Question: Were there any surprises in the results of the current survey?
Dr. Rubin: Yes, there were. Here's what's surprising to me: When you look at these surveys, even though we added dimension, a lot of the data looked relatively stable over time. That was a surprise and a concern, because when we walk out the door, people say, "We have a major radiologist workforce shortage in this country." I've got data from a workforce survey that doesn't raise that red flag, it doesn’t say something's really, really, wrong here.
That curious realization led to a deeper inquiry by the Human Resources Commission. Dr. Rubin asked Mr.
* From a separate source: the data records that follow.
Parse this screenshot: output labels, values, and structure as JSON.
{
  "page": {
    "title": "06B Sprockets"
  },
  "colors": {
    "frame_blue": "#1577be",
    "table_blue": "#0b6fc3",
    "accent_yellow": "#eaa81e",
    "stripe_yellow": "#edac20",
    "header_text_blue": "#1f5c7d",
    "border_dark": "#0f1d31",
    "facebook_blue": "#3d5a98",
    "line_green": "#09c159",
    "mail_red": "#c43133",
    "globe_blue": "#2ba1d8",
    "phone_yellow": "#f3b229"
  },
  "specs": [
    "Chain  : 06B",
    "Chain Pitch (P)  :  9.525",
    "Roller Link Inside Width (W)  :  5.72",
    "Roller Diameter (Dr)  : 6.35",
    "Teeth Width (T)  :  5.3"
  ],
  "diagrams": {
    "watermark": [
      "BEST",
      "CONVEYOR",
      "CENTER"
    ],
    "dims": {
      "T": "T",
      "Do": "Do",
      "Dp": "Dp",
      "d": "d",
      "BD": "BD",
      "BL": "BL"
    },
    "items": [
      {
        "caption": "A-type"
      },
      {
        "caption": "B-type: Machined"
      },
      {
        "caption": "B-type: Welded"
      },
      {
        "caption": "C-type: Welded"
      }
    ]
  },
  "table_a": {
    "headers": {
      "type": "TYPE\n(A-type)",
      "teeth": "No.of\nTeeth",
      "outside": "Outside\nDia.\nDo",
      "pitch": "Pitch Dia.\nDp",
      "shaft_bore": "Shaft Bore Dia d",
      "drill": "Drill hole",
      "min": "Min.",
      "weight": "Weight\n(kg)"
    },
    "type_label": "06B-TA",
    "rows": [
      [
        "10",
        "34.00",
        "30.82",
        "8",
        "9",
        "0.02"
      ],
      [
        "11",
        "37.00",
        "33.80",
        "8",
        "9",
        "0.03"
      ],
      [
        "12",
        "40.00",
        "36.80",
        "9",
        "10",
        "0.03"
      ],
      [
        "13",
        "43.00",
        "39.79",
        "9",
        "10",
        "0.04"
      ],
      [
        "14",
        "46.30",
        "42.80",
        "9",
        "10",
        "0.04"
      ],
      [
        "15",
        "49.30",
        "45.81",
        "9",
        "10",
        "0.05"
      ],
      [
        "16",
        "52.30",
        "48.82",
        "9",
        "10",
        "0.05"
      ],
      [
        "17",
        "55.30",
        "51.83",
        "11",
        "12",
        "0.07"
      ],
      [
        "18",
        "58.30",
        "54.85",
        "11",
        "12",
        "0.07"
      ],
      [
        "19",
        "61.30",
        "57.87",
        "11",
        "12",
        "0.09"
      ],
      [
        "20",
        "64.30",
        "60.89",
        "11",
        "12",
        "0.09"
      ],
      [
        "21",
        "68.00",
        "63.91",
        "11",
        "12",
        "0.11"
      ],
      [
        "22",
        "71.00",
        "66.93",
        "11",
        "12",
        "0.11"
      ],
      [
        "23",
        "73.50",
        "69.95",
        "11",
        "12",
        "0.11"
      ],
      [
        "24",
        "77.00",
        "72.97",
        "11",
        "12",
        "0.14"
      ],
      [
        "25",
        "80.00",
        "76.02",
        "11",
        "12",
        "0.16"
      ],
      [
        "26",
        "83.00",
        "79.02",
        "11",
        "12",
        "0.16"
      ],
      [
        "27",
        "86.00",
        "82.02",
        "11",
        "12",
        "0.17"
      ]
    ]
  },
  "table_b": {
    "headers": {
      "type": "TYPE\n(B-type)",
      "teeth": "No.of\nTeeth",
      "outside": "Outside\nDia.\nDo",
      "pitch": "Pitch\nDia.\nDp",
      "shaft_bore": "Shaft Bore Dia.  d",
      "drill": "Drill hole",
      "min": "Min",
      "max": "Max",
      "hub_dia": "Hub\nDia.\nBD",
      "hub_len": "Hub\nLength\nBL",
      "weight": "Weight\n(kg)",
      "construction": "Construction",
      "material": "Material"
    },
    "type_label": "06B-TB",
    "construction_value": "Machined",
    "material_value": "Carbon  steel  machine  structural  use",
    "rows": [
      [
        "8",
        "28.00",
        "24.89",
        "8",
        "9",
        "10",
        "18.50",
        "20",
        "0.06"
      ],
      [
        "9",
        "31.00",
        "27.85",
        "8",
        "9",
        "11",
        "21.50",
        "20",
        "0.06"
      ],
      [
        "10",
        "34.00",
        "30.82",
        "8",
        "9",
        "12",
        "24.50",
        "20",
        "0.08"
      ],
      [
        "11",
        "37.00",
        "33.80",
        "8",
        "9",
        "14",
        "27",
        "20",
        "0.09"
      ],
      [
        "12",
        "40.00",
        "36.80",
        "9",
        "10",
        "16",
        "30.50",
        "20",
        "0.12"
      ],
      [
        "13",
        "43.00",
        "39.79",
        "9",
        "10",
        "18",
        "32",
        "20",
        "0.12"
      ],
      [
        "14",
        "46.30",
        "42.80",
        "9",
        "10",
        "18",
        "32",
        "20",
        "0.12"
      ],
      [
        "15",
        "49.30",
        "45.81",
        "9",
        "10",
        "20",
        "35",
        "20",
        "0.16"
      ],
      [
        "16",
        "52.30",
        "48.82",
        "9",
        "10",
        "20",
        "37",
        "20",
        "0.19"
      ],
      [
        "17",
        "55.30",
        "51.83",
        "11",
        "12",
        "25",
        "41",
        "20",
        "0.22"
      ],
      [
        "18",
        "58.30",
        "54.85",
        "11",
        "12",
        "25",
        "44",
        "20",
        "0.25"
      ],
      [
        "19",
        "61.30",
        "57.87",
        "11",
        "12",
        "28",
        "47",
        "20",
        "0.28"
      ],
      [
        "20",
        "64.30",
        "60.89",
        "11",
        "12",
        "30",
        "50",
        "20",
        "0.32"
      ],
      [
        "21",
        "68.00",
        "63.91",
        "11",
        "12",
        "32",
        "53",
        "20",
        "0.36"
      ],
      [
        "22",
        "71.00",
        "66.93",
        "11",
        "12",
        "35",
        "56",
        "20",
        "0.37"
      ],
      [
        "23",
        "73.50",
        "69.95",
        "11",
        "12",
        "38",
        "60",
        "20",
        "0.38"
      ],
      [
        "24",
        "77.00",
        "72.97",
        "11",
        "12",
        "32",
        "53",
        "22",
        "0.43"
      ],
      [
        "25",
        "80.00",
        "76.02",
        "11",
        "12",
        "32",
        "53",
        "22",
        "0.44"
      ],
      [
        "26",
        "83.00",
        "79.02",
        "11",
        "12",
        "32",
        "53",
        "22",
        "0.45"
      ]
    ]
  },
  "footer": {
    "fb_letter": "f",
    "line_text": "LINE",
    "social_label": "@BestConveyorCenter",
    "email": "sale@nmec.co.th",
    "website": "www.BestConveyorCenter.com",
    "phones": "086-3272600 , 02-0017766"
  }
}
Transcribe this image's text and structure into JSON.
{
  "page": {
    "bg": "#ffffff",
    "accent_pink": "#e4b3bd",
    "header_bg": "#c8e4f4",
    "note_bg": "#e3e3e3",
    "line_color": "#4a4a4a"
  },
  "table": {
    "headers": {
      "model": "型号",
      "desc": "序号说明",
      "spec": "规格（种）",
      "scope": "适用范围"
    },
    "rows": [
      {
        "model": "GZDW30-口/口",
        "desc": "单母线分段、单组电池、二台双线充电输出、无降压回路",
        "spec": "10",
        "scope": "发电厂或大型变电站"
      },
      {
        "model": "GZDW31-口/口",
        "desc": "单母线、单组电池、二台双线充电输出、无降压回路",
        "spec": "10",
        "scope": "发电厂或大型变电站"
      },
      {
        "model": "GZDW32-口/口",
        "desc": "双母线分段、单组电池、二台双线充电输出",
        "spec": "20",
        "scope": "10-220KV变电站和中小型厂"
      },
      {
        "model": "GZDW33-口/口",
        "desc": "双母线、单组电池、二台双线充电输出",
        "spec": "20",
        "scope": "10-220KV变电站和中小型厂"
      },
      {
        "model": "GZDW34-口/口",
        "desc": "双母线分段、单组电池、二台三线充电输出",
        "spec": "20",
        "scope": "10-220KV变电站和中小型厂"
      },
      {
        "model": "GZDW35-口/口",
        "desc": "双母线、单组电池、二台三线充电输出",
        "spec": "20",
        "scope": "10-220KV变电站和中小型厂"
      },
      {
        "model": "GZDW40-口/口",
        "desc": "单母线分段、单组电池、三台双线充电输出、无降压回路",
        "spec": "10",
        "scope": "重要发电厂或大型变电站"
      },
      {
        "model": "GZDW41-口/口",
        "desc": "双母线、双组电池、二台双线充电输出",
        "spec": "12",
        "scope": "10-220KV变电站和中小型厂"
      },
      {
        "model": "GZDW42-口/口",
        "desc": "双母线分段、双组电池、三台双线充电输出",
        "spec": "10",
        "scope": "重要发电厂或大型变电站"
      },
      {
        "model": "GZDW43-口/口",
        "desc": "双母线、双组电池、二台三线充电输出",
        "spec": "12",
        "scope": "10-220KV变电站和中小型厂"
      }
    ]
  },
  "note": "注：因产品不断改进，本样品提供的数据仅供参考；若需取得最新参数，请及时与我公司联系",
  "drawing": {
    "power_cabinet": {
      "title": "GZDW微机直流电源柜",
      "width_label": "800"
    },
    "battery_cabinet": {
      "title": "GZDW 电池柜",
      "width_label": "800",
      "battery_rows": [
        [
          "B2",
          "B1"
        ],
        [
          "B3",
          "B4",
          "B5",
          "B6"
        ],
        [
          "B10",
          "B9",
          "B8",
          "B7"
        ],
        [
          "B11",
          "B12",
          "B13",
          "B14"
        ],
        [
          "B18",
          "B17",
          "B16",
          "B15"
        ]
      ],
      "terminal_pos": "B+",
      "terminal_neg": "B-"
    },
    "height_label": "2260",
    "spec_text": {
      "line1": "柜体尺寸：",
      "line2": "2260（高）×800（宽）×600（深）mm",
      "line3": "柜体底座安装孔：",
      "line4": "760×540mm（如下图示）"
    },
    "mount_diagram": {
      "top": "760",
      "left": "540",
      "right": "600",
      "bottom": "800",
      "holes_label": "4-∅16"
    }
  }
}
Parris to gather data available from a variety of sources in the public domain, including the number of radiologists that are practicing in the U.S.; current Medicare recipients now and projected through 2030; the number of radiology patients and radiological procedures performed annually; and the number of medical students matching in radiology. They also collected data on the number of internal medicine physicians, surgeons, and family practice physicians.
“We took all of that data, and started to calculate what the radiologist workforce looks like now relative to need,” he noted. “We backed up and started in 2017, looking at trends to better understand what radiology is relative to other specialties. We are trying to make projections through 2030 and beyond about how many radiologists there will be in this country, and how many radiologists per patient we expect to have.”
All of this is part of the work of the Human Resources Commission in response to the radiologist market. “There is a radiologist workforce shortage in this country, but the question is why?” he asked. “Once we figure out why it happened and what we're dealing with, we have to try to decide how we can mitigate the workforce shortage and how we can repair that workforce shortage.”
Dr. Rubin acknowledged that the radiologist workforce is cyclical, with time of plenty, scarcity, and times of just enough radiologists. “We want to try to begin to make projections, so we can adequately provide care for our patients,” he said. “That's what we're going to be discussing at the SR meeting.”
Dr. Rubin, along with Mr. Parris and Ms. Tarrant, will solicit feedback from private practice radiologists about various interventions that could be applied to help mitigate the shortage, an exercise that will be repeated at the ACR Board of Chancellors meeting in Utah in early October, at the Council Steering Committee, and among ACR staff.
“What I can promise, is that Strategic Radiology and the ACR cannot solve the workforce shortage,” he noted. “But we can look at what we can do to at least try to nudge it in the right direction. The ACR has resources and a voice that might be able to help to evolve the specialty in a manner that at least begins to smooth this out and make things a little bit better so that it doesn't get worse.”